Sidney Secular
In 2013, twenty-nine year old Edward Joseph Snowden shocked the world when he broke with the American intelligence establishment and revealed that the US Government was secretly pursuing the means to collect information on every single telephone call, text message and email the world’s population was sending. The result would be an unprecedented system of mass surveillance with the ability to pry into the private lives of every person in the world. Snowden’s memoir, “Permanent Record” is the extraordinary story of how this bright young man became a spy, whistleblower, and exile–the Internet’s conscience.
Edward Snowden was born in Elizabeth City, NC and grew up within the shadow of Fort Meade, Maryland, the home of the National Security Agency (NSA) where he worked as a contractor to help develop the mass surveillance system that he ultimately exposed as a major danger to the world. During his seven-year combined stint for the CIA and then NSA, he participated in the most significant change in the history of American espionage–the change from the targeted surveillance of individuals to the mass surveillance of entire populations. The system he helped develop makes it technologically feasible to collect all the world’s digital communications, store them permanently, and search through them at will.
Technically, Snowden worked for the Dell Corporation while he developed systems for the NSA, but he was given a free hand and was treated as an independent and unsupervised contractor in his dealings with NSA. He designed a duplicate system to the primary one he developed for NSA Headquarters to assure that if NSA’s systems were inoperable or destroyed, a backup system would be available for use. Snowden physically developed this secondary system while on a tour of duty in Japan.
When Snowden returned to the US from Japan at age 28, he was placed in charge of a Dell technical liaison team that worked with the technical divisions of the CIA in order to design and promote systems solutions to any problems “The Agency” could imagine. Snowden’s team developed the now famous “Cloud” computing architecture which enables any agent, no matter where physically located, to access and search any data they need, no matter the distance.
In sum, Snowden’s job of managing and connecting the flow of intelligence gave way to developing methodology to store it forever and to make the system universally available and searchable. These projects came together for Snowden in Hawaii, where he moved to work on a new contract with NSA at the age of 29. Up to then he had been laboring on individual projects on a “Need-To-Know” basis, unable to understand the cumulative purpose behind his specialized, compartmentalized tasks. He came to understand how all his work fit together to form a system of global mass surveillance. He performed the work of integrating all the systems he had developed deep in a tunnel in a sort of subterranean Pearl Harbor in HI. Three hundred twenty million American citizens were thus being surveilled in gross contravention of the Constitution of the United States and the basic values of any free society.

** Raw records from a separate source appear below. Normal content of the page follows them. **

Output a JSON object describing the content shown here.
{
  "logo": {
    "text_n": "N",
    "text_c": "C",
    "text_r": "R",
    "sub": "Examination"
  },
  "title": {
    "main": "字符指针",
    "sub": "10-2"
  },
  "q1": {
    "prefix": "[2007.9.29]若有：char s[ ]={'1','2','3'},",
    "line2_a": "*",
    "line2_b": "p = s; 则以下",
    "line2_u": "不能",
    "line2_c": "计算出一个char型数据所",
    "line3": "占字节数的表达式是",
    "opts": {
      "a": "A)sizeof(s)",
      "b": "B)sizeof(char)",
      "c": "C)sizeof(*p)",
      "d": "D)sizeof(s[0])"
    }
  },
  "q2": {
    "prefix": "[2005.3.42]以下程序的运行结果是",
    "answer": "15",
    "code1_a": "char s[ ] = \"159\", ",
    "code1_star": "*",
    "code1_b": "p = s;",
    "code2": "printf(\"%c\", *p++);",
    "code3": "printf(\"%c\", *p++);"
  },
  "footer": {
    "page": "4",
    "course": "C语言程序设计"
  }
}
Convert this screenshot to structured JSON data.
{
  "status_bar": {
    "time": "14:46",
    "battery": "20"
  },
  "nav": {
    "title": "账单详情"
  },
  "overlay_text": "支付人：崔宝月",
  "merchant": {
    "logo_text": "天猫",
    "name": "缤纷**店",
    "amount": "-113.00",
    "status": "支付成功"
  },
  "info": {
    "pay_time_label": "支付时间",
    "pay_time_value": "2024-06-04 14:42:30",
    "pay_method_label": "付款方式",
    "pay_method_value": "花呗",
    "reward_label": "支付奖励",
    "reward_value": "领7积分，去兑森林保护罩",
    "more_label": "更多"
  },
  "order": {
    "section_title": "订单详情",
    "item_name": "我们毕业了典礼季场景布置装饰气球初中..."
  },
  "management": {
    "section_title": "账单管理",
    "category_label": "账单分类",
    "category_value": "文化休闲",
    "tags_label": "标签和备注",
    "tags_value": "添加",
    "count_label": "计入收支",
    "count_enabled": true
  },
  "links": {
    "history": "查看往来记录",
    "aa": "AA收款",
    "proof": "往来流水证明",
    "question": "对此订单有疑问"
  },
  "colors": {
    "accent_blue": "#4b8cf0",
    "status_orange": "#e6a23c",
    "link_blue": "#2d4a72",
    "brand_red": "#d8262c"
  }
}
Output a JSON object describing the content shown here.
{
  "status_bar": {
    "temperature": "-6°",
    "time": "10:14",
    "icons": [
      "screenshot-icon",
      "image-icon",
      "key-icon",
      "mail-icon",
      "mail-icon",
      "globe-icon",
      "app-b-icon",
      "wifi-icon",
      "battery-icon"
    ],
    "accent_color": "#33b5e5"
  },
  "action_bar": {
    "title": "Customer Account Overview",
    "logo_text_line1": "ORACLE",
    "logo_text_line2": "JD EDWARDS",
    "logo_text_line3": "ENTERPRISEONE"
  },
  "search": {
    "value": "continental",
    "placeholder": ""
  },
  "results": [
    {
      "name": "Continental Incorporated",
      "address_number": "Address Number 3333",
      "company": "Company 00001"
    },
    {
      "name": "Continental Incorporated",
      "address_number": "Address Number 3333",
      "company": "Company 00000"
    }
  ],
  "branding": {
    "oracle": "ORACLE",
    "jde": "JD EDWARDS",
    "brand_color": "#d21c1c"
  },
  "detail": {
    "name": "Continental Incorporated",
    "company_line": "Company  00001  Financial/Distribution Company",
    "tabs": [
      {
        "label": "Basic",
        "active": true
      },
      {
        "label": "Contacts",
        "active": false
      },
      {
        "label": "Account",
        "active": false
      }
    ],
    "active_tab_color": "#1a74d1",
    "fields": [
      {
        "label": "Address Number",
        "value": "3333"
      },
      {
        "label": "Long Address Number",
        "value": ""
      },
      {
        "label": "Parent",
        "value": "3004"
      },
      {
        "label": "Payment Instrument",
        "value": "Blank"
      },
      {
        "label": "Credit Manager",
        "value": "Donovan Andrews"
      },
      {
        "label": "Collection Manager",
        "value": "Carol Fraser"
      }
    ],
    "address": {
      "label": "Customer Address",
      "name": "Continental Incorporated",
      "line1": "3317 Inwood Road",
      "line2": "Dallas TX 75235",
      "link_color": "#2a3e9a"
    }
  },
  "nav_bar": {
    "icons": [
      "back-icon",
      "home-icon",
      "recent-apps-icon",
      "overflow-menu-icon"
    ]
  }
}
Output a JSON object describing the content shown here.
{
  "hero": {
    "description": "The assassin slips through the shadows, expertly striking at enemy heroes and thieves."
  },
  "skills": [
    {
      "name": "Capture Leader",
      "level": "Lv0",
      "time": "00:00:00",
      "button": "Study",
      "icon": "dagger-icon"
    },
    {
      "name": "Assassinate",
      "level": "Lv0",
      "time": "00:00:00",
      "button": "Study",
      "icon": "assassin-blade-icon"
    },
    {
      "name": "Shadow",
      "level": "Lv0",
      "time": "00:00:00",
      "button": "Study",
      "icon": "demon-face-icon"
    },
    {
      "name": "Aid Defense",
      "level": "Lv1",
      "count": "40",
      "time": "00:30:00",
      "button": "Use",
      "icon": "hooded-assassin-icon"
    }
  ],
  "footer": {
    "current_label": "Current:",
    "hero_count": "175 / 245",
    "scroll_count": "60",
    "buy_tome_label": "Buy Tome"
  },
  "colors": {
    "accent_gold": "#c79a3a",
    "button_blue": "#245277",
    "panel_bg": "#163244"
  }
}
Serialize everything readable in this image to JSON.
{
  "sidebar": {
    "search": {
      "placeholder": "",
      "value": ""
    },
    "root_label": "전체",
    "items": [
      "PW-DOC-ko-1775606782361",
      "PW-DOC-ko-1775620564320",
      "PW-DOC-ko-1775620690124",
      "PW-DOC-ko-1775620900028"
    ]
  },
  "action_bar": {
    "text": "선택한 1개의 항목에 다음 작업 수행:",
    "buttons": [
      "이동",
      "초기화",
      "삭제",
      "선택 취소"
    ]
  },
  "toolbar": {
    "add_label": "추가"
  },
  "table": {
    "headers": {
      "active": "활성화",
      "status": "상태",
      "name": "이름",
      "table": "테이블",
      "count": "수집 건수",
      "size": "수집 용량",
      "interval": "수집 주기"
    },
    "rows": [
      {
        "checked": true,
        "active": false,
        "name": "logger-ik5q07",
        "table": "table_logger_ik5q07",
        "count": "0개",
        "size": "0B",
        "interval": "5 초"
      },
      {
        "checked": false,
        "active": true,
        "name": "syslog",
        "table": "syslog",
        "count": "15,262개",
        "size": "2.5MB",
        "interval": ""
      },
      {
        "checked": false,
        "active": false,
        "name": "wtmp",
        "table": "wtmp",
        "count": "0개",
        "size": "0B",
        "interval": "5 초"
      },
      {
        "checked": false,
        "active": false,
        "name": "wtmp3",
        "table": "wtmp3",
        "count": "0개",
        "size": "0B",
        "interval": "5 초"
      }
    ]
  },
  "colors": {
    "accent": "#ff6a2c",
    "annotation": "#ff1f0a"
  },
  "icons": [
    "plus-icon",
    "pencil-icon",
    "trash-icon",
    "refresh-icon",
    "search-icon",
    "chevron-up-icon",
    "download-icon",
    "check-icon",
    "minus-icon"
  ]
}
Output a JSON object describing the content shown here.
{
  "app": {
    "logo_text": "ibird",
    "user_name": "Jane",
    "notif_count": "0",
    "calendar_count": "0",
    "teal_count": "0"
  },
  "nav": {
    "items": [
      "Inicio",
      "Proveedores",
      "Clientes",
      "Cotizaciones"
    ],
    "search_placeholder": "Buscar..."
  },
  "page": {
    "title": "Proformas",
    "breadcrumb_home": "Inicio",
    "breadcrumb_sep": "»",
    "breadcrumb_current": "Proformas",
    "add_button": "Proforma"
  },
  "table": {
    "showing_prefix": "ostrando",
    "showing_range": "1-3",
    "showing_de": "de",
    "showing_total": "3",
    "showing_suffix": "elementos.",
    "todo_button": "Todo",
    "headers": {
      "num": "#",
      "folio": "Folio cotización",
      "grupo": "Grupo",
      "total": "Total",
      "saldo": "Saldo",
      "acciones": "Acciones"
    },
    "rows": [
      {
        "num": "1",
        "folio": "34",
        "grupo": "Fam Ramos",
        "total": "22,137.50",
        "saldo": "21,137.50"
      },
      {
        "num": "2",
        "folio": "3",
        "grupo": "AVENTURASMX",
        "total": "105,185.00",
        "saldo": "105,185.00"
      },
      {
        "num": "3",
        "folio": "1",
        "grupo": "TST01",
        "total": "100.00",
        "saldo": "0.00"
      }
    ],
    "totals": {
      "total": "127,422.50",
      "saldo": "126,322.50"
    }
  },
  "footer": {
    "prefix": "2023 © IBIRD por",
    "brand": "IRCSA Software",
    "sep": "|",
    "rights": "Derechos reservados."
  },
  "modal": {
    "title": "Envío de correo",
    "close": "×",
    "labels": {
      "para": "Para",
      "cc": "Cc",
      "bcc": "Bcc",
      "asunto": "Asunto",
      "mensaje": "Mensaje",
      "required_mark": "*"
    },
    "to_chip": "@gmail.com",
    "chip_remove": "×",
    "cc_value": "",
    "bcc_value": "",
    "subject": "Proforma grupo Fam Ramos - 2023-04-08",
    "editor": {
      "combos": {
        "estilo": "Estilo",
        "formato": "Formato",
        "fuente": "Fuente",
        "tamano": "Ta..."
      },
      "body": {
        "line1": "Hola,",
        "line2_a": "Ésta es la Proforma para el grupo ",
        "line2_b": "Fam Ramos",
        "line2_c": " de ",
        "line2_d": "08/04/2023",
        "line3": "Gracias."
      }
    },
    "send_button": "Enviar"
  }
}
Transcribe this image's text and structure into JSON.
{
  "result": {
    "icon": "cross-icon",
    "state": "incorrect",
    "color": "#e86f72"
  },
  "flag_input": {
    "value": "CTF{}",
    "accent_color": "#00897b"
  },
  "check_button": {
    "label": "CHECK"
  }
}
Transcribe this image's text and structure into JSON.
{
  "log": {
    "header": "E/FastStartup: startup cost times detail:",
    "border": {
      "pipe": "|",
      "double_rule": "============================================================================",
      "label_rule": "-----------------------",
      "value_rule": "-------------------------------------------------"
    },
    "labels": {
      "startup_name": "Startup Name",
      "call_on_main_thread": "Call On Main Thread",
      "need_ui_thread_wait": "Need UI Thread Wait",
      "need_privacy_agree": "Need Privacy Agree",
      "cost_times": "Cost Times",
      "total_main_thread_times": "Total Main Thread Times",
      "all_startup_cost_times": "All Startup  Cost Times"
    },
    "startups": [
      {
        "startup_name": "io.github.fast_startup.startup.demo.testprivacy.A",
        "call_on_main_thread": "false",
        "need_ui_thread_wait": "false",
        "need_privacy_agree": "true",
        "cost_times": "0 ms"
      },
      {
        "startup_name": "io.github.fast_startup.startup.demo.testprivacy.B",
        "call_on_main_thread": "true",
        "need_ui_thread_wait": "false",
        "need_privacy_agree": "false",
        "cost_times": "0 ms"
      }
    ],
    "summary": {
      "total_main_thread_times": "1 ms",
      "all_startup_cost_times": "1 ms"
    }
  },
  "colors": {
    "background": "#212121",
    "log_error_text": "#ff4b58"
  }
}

“Permanent Record” reveals how Snowden amassed documents that provided evidence of the US Government’s lawbreaking and turned them over to journalists, who vetted and published them to a scandalized world. The book recounts the series of events that led up to Snowden’s decision to reveal the nature of the system he developed, the moral and ethical principles that influenced his decision, and the evolution of those moral and ethical principles.
In the early stage of the Internet age, few realized that the personal information that was shared among people was being gathered and sold in secret, becoming a prominent commercial product of the E-Commerce world. The feeling of personal privacy violation was slow to be realized by many people. Aside from log-in and financial transactions, hardly any online communications were encrypted in the early 2000’s, which meant that in many cases, governments did not need to obtain any approvals from companies in order to determine what their customers were doing or capture their personal data. They could just spy on the world without telling a soul. The US Government fell victim to the temptation to collect personal information, which became an unrelenting fever. “Absolute power corrupts absolutely”, said British philosopher Lord Acton. The system of near-universal surveillance was set up by the Government without our consent, and in a manner that deliberately hid every aspect of of its programs from our knowledge. To reveal any basic fact about this system was to invite severe penalties including a life sentence in a federal prison cell.
Edward Snowden came to realize he was a party to his country’s abuses of its powers and came to feel that disclosing the extent of those abuses to journalists would not be advocating for anything radical, such as destruction of the Government. He felt he would be advancing the nation’s stated ideals. Privacy is just a modern-day form of “liberty” that came into its own with the Internet revolution.
It has been six years since Snowden revealed to the world what the NSA was up to. “Permanent Record” is a revealing memoir that outlines a major illegitimate Government activity while providing an interesting, well-written biography of a major player in national affairs.